Sombres légendes des lavandières
Depuis l’écrivain George Sand qui les évoque dans "Légendes rustiques" (1858), jusqu’au mythe publicitaire de la Mère Denis (qui était une vraie lavandière), en passant par les légendes celtiques qui courent encore aujourd’hui, les lavandières ont été à l’origine de récits et de fantasmes, parfois terrifiants, qui ont enrichi l’imaginaire collectif.

Le XXe siècle pensait en avoir fini avec les légendes quand il se choisit une lavandière du nom de Mère Denis pour raviver un mythe forgé au cours des siècles autour de ce métier. La Mère Denis s’appelait en réalité Jeanne Lecalvé. Elle était née en 1893 en Bretagne à Kérallain, près de Pontivy (Morbihan).
Pour comprendre comment cette authentique lavandière est devenue l’icône d’une grande marque française d’électroménager, avec son caractère bien trempé (si j’ose dire) et ses mains en battoirs (si j’ose dire encore), il faut jeter un regard rétrospectif.

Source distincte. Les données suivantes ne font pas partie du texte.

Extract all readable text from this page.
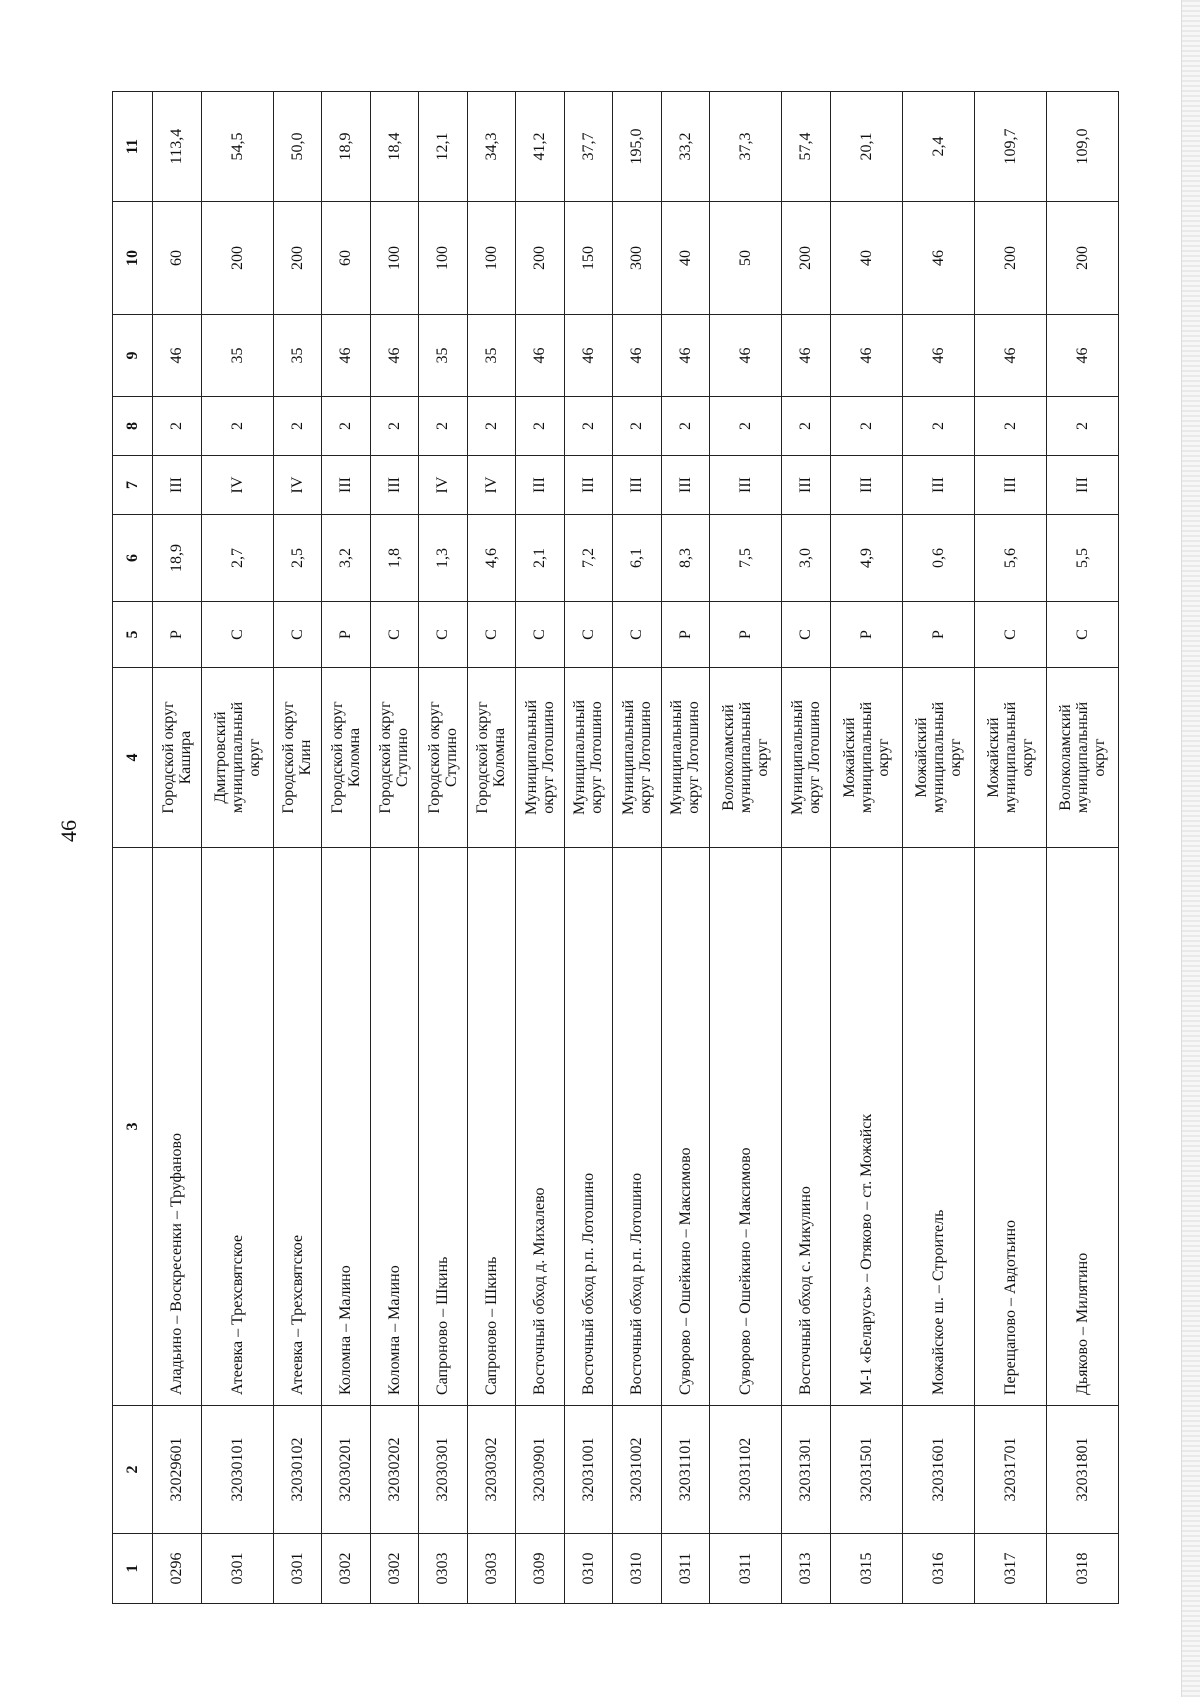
46
1	2	3	4	5	6	7	8	9	10	11
0296	32029601	Аладьино – Воскресенки – Труфаново	Городской округ
Кашира	Р	18,9	III	2	46	60	113,4
0301	32030101	Атеевка – Трехсвятское	Дмитровский
муниципальный
округ	С	2,7	IV	2	35	200	54,5
0301	32030102	Атеевка – Трехсвятское	Городской округ
Клин	С	2,5	IV	2	35	200	50,0
0302	32030201	Коломна – Малино	Городской округ
Коломна	Р	3,2	III	2	46	60	18,9
0302	32030202	Коломна – Малино	Городской округ
Ступино	С	1,8	III	2	46	100	18,4
0303	32030301	Сапроново – Шкинь	Городской округ
Ступино	С	1,3	IV	2	35	100	12,1
0303	32030302	Сапроново – Шкинь	Городской округ
Коломна	С	4,6	IV	2	35	100	34,3
0309	32030901	Восточный обход д. Михалево	Муниципальный
округ Лотошино	С	2,1	III	2	46	200	41,2
0310	32031001	Восточный обход р.п. Лотошино	Муниципальный
округ Лотошино	С	7,2	III	2	46	150	37,7
0310	32031002	Восточный обход р.п. Лотошино	Муниципальный
округ Лотошино	С	6,1	III	2	46	300	195,0
0311	32031101	Суворово – Ошейкино – Максимово	Муниципальный
округ Лотошино	Р	8,3	III	2	46	40	33,2
0311	32031102	Суворово – Ошейкино – Максимово	Волоколамский
муниципальный
округ	Р	7,5	III	2	46	50	37,3
0313	32031301	Восточный обход с. Микулино	Муниципальный
округ Лотошино	С	3,0	III	2	46	200	57,4
0315	32031501	М-1 «Беларусь» – Отяково – ст. Можайск	Можайский
муниципальный
округ	Р	4,9	III	2	46	40	20,1
0316	32031601	Можайское ш. – Строитель	Можайский
муниципальный
округ	Р	0,6	III	2	46	46	2,4
0317	32031701	Перещапово – Авдотьино	Можайский
муниципальный
округ	С	5,6	III	2	46	200	109,7
0318	32031801	Дьяково – Милятино	Волоколамский
муниципальный
округ	С	5,5	III	2	46	200	109,0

Ce mythe n’est que l’aboutissement de siècles de récits fabuleux et inquiétants sur les lavandières.
"ça c’est vrai ça !"
Si la Mère Denis a terminé sa vie comme vedette hexagonale et même internationale, c’est aussi un peu grâce à cette fascination qui entoure le métier de lavandière et peut-être de ces légendes.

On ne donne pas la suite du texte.